I like to think that 2013 is off to a bitchin start. We are embarking on a whole new phase in our lives and have a solid plan on how to achieve our little homesteading dream. I’m feeling engaged by all of my extracurriculars and am cautiously optimistic about finding a sustainable way to generate income that won’t compromise my values. My friends and family are all happy, healthy and doing well and my chickens are fat, happy and laying. Shoot, we even splurged and bought cookies for desert this evening – which we never do because we are sugar addicts and enablers. Life is good.
But, as in all things, there is a balance. Equilibrium, apparently, must be maintained in all things. Good needs bad. Dark needs light, and so on. In my case, this “balance” has been achieved by robbing me of mine. Entirely. Totally. Utterly. I swear I have busted more ass in the first month of 2013 than in the last 5 years. And not just in the little ways. Not just tripping over hiking boots by my front door or getting my feet tangled in the viney remains of our St. Augustine and almost crushing the chickens. I’m talking full-blown face plants and 4 points of contact straight to the ground at velocity.
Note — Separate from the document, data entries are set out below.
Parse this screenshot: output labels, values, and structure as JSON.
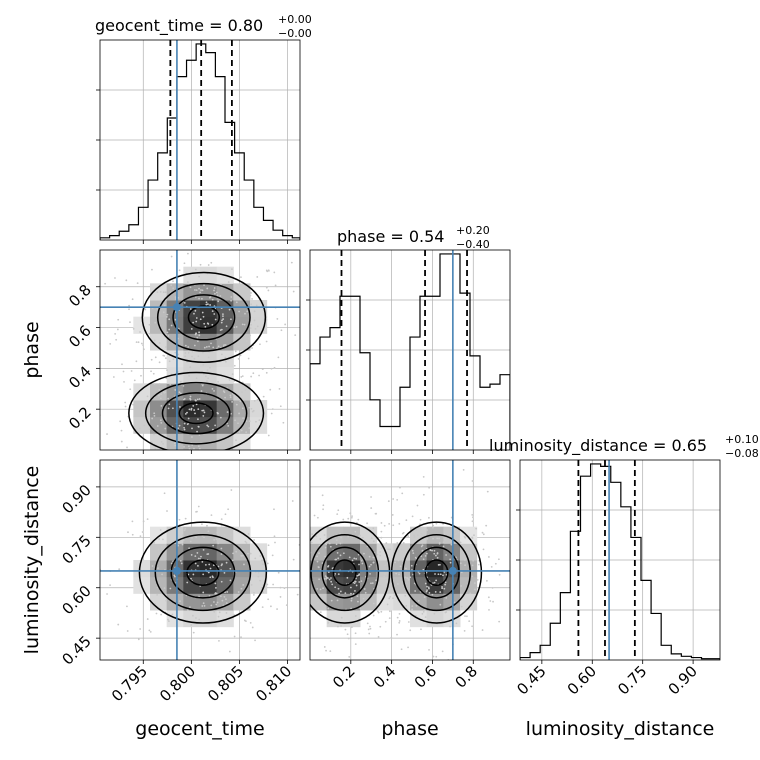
{
  "chart_data": {
    "type": "corner",
    "parameters": [
      "geocent_time",
      "phase",
      "luminosity_distance"
    ],
    "truths": {
      "geocent_time": 0.7985,
      "phase": 0.7,
      "luminosity_distance": 0.65
    },
    "titles": {
      "geocent_time": {
        "name": "geocent_time",
        "median": "0.80",
        "plus": "+0.00",
        "minus": "−0.00"
      },
      "phase": {
        "name": "phase",
        "median": "0.54",
        "plus": "+0.20",
        "minus": "−0.40"
      },
      "luminosity_distance": {
        "name": "luminosity_distance",
        "median": "0.65",
        "plus": "+0.10",
        "minus": "−0.08"
      }
    },
    "axes": {
      "geocent_time": {
        "range": [
          0.7905,
          0.8113
        ],
        "ticks": [
          0.795,
          0.8,
          0.805,
          0.81
        ],
        "tick_labels": [
          "0.795",
          "0.800",
          "0.805",
          "0.810"
        ],
        "label": "geocent_time"
      },
      "phase": {
        "range": [
          0.0,
          0.98
        ],
        "ticks": [
          0.2,
          0.4,
          0.6,
          0.8
        ],
        "tick_labels": [
          "0.2",
          "0.4",
          "0.6",
          "0.8"
        ],
        "label": "phase"
      },
      "luminosity_distance": {
        "range": [
          0.385,
          0.98
        ],
        "ticks": [
          0.45,
          0.6,
          0.75,
          0.9
        ],
        "tick_labels": [
          "0.45",
          "0.60",
          "0.75",
          "0.90"
        ],
        "label": "luminosity_distance"
      }
    },
    "histograms": {
      "geocent_time": {
        "edges": [
          0.7905,
          0.7915,
          0.7925,
          0.7935,
          0.7945,
          0.7955,
          0.7965,
          0.7975,
          0.7985,
          0.7995,
          0.8005,
          0.8015,
          0.8025,
          0.8035,
          0.8045,
          0.8055,
          0.8065,
          0.8075,
          0.8085,
          0.8095,
          0.8105,
          0.8113
        ],
        "values": [
          2,
          4,
          8,
          14,
          30,
          55,
          80,
          112,
          150,
          165,
          180,
          172,
          150,
          108,
          80,
          55,
          30,
          18,
          9,
          4,
          2
        ]
      },
      "phase": {
        "edges": [
          0.0,
          0.049,
          0.098,
          0.147,
          0.196,
          0.245,
          0.294,
          0.343,
          0.392,
          0.441,
          0.49,
          0.539,
          0.588,
          0.637,
          0.686,
          0.735,
          0.784,
          0.833,
          0.882,
          0.931,
          0.98
        ],
        "values": [
          55,
          72,
          78,
          98,
          98,
          62,
          32,
          15,
          15,
          40,
          72,
          98,
          98,
          125,
          125,
          100,
          60,
          40,
          42,
          48
        ]
      },
      "luminosity_distance": {
        "edges": [
          0.385,
          0.415,
          0.445,
          0.475,
          0.505,
          0.535,
          0.565,
          0.595,
          0.625,
          0.655,
          0.685,
          0.715,
          0.745,
          0.775,
          0.805,
          0.835,
          0.865,
          0.895,
          0.925,
          0.955,
          0.98
        ],
        "values": [
          2,
          6,
          12,
          30,
          55,
          105,
          150,
          160,
          158,
          145,
          125,
          100,
          65,
          38,
          12,
          5,
          3,
          2,
          1,
          1
        ]
      }
    },
    "correlation_panels": [
      {
        "x": "geocent_time",
        "y": "phase",
        "modes": [
          {
            "cx": 0.8013,
            "cy": 0.65,
            "sx": 0.0032,
            "sy": 0.11
          },
          {
            "cx": 0.8005,
            "cy": 0.18,
            "sx": 0.0035,
            "sy": 0.1
          }
        ]
      },
      {
        "x": "geocent_time",
        "y": "luminosity_distance",
        "modes": [
          {
            "cx": 0.8012,
            "cy": 0.645,
            "sx": 0.0033,
            "sy": 0.075
          }
        ]
      },
      {
        "x": "phase",
        "y": "luminosity_distance",
        "modes": [
          {
            "cx": 0.17,
            "cy": 0.645,
            "sx": 0.11,
            "sy": 0.075
          },
          {
            "cx": 0.62,
            "cy": 0.645,
            "sx": 0.11,
            "sy": 0.075
          }
        ]
      }
    ]
  }
}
Take, for example, our 2nd ever Souf Side progressive potluck. A progressive potluck is when you and select friends (the ones you happen to live closest to) eat a 5 course meal with one meal at each house, punctuated by frosty adult beverages and short but eventful bike rides to each domicile. On the way to our house, I slipped (due in large part to the flip-flops I never wear when riding) and landed on my left toes, left knee, left hand and left elbow all at once, with my elbow and knee bearing the brunt of the fall. It was brutal. The kind of fall that leaves you queasy for 15 minutes after and makes you have to sleep on your right side all week, because you can’t comfortably lay on your left. It was a sight to behold. Yet….Somehow…..Nothing compared to the magnum opus face plant I experienced just a week prior. Words do not adequately convey the annoying and unnecessary stupidity of that fall. Luckily for you…Michel got it on video. Of course.
Luckily for me, the ambient temperature was well below freezing and zero. In other words, no need to hold a frozen pork chop to your face when its colder outside than frozen meat.